By making face coverings a policing issue, the government is giving up on encouraging the behaviour as a social good and collective public health effort. “The key message ought to be about wearing a mask to play your part in protecting others as opposed to a punitive message – don’t do this and you will be fined,” says West. “It appears that the government is largely abandoning that sort of messaging – the sort of communal, collective, act of goodness – and is now reverting to positing a series of rules and the threat of sanction that follows if they are not obeyed.”
That may lead to public shaming – many people in Britain cheerfully reported neighbours for breaking lockdown laws, after all, and that attitude is likely to continue with this new rule. That’s because some people see masks as a way of showing others they care about their health, says Moore. “When you see someone not wearing one, it will be automatically, intuitively perceived as an open statement that your life and your family’s [or] friends’ lives are not worth even minimal effort on this person’s part,” he says. “Shaming them is, perhaps somewhat counterintuitively, a fairly light touch way of trying to get them to alter their behaviour. This kind of thing can rapidly escalate though, so I certainly don’t recommend it.”
Community or self policing is difficult in cases like this where there is no consensus on the issue or it’s complicated by politics, leading non-compliant people to feel as though they’re being attacked. “In other words, if they don’t feel part of the community of those cooperating with mask-wearing, then any attempt at community policing will almost certainly be perceived as an illegitimate personal attack by a stranger, rather than an expression of community concern,” Moore says. On the flip side, those who favour mask wearing will see that non-compliance as a “deliberately selfish attack against the community as a whole,” he adds. In short, everyone will feel attacked.
As more people wear masks, the behaviour may become normalised, lessening the need for enforcement.
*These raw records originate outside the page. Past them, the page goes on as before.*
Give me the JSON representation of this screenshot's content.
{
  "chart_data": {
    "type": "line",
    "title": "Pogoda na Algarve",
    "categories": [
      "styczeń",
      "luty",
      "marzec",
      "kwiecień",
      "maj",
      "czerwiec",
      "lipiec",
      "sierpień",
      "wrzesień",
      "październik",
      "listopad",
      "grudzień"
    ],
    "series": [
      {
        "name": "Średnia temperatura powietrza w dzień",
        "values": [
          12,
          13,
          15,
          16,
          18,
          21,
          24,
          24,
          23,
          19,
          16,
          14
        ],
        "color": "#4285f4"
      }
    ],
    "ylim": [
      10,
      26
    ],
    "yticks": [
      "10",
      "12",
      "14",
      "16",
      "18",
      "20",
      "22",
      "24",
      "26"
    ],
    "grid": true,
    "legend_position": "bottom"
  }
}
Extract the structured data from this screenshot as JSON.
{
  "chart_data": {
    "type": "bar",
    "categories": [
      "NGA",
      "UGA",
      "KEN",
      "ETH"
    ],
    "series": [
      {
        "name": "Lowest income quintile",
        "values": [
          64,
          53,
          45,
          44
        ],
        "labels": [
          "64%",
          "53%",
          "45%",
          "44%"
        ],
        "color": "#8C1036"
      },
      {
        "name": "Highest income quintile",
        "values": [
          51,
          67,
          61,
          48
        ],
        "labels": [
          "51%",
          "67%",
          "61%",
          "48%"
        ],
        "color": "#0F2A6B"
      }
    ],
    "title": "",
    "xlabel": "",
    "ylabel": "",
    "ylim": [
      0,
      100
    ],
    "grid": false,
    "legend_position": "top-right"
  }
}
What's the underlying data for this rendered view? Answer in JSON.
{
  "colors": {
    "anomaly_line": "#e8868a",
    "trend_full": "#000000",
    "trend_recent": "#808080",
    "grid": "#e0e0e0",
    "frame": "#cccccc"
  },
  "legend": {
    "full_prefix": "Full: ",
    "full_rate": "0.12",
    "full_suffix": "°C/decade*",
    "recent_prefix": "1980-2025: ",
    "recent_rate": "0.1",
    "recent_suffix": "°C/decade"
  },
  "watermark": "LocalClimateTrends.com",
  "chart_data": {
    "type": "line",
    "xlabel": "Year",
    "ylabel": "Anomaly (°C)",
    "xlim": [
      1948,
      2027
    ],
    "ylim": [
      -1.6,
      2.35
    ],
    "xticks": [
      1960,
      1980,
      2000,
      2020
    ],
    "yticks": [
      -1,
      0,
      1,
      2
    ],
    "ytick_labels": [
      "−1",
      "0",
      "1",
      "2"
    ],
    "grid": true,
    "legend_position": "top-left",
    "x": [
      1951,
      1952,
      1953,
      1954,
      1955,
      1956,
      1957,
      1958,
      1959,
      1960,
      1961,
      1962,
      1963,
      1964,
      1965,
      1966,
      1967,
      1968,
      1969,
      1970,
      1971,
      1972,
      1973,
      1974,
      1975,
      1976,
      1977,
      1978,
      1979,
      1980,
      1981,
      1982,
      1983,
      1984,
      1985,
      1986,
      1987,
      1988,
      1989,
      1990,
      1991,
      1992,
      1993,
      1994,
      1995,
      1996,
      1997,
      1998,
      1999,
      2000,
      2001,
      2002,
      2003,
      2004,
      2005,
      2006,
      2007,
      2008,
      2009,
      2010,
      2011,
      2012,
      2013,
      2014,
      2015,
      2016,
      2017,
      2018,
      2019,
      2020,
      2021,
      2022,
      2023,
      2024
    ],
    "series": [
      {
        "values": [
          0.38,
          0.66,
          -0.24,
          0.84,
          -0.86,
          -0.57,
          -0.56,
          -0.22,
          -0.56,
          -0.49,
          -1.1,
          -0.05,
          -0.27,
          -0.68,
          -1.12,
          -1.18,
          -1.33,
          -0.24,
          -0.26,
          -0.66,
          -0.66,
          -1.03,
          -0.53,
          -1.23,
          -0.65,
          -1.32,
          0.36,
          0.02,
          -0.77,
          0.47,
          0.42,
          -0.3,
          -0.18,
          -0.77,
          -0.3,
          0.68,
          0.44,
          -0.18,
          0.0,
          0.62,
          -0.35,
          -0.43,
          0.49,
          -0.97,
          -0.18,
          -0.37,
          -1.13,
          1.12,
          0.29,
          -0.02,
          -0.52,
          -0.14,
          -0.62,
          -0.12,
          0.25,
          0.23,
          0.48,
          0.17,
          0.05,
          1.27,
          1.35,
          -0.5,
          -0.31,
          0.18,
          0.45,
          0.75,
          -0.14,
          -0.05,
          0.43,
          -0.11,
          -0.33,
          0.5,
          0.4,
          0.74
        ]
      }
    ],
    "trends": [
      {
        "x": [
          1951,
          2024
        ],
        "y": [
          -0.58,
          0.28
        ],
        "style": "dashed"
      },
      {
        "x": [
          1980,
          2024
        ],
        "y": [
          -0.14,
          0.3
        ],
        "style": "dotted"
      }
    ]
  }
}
But Moore says that would be helped by taking the politics out of it. “If people who are currently against wearing masks see ‘their’ politicians and leadership not only wearing them, but consistently advocating that masks should be worn and clearly explaining why in simple terms, then they’ll start wearing them too,” he says.
In other words, if prime minister Boris Johnson actually wants people to wear masks, he’d do better to make them mandatory for himself and his own staff – yet Michael Gove was spotted shortly after the announcement at Pret with his face uncovered and Tory MP Desmond Swayne of criticised masks as “a monstrous imposition” in parliament. Get them in line, and enforcement would be easier.
And that’s something for shoppers to keep in mind when they hit the shops, masked or not. As shop owner Coe puts it, he didn’t make the law. “It’s a rule imposed on us by the government but it’s for the greater good,” he says. “Whether you agree with that or not, that’s your choice in terms of voting at the next election, it’s not for us to debate now. We’re asking you to wear a face mask, so please wear a face mask.”